F. Proses psikososial dan lingkungan
1. Teori perkembangan. Ahli teori seperti Freud, Sullivan, dan Erikson mengemukakan bahwa kurangnya perhatian yang hangat dan kasih sayang di tahun – tahun awal kehidupan berperan dalam menyebabkan kurangnya identitas diri, salah interpretasi terhadap realitas, dan menarik diri dan hubungan pada penderita skizofrenia.
2. Teori keluarga. Teori – teori yang berkaitan dengan peran keluarga dalam munculnya skizofrenia belum divalidasi dengan penelitian. Bagian fungsi keluarga yangbtelah diimplikasikan dalam peningkatan angka kekambuhan individu dengan skizofrenia adalah sangat mengekspesikan emosi (high expressed emotion/ HEE). Keluarga dengan ciri ini dianggap terlalu ikut campur secara emosional, kasar dan kritis.
3. Model social ekonomi. Hasil penelitian yang konsisten adalah hubungan yang kuat antara skizofrenia dan status social ekonomi yamg rendah.
4. Model kerentanan stress. Model interaksional yang menyatakan bahwa penderita skizofrenia mempunyai kerentanan biologi dan genetic terhadap skizofrenia. Kerentanan ini, bila disertai dengan pajanan stressor kehidupan, dapat menimbulkan gejala-gejala pada individu tersebut.
III. Penatalaksanaan
A. Pertimbangan umum
1. Kontuinitas perawatan merupakan hal yang penting.

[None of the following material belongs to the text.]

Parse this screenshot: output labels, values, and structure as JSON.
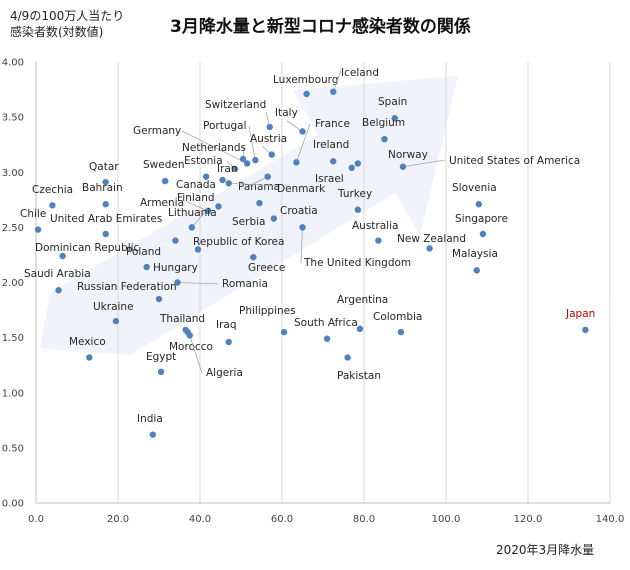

Klien dapat menerimsa pengobatan diberbagai tempat, termasuk rumah sakit jiwa akut, rumah sakit jiwa jangka panjang, dan program berbasis komunitas.
2. Tingkat perawatan bergantung pada keparahan gejala ketersediaan dukungan dari keluarga dan social. Pengobatan ini biasanya diberikan di lingkungan dengan sifat restriktif yang paling minimal.
3. Pendekatan menejemen kasus merupakan hal yang penting karena perawatan klien pada umumnya berjangka panjang, membutuhkan kerjasama dengan berbagai penyedia layanan untuk memastikan pelayanan tersebut diberikan secara terkoordinasi.
B. Hospitalisasi pskiatrik jangka pendek digunakan untuk menatalaksankan gejala – gejala akut dan memberikan lingkungan yang aman dan terstruktur serta berbagai pengobatan, termasuk:
1. Pengobatan farmakologik dengan medikasi antipsikotik
2. Menejemen lingkungan
3. Terapi pendukung yang pada umumnya berorientasi pada realitas, dengan pendekatan perilaku kognitif
4. Psikologi edukasi bagi klien dan keluarganya
5. Rencana pemulangan dari rumah sqkit untuk memastikan kontuinitas asuhan.
C. Hospitalisasi psikiatrik jangka panjang
1. Hospitalisasi klien jangka panjang diberikan pada klien dengan persisten yang dapat membahayakan dirinya sendiri atau oang lain.
2. Tujuannya adalah menstabilkan dan memindahkan klien secepatnya kelingkungan yang kurang restriktif
D. Pengobatan berbasis komunitas memberikan layanan komprehensif berikut ini kepada klien dan keluarganya:
1. Perumahan bantuan meliputi perumahan transisi: pengaturan hidup yang kooperatif; crisis community residence; pengasuhan anak angkat; dan board and care home
2. Program day treatmen memberikan terapi kelompok, pelatihan keterampilan social, penetalaksanaan pengobatan, sosialisasi dan rekreasi
3. Terapi pendukung melibatkan seorang menejer kasus dan sejumlah ahli terapi untuk klien dan keluarganya
4. Program psikoedukasi bagi klien, keluarganya dan kelompok – kelompok masyarakat
5. Outreach sevice diadakan untuk menemukan kasus dan memberikan pengobatan preventif bagi individu dan keluarganya yang mengalami peningkatan resiko.
E. Rehabilitasi psikososial
1. Rehabilitasi psikososial menekankan perkembangan keterampilan dan dukungan yang diperlukan untuk hidup, belajar dan bekerja dengan baik di lingkungan komunitas
2. Pendekatan ini dapat menjadi bagian dari program pengobatan diberbagai tempat pemberian pelayanan. Penggunaan gedung pertemuan tempat klien dapat berkumpul untuk bekerja sama dan bersosialisasi sambil mempelajari keterampilan yang diperlukan, dapat menjadi bagian dari layanan masyarakat dibeberapa tempat.

PREVENSI (PENCEGAHAN)

Perkembangan kepribadian seseorang ditentukan oleh interaksi banyak faktor, dan dari hasil (resultante) interaksi tersebut dapat terbentuk kepribadian yang kuat, tangguh, matang (mature), dan integrative, sehingga yang bersangkutan tidak mudah jatuh sakit, atau sebaliknya terbentuk kepribadian yang rentan (vulnerable) terhadap gangguan jiwa.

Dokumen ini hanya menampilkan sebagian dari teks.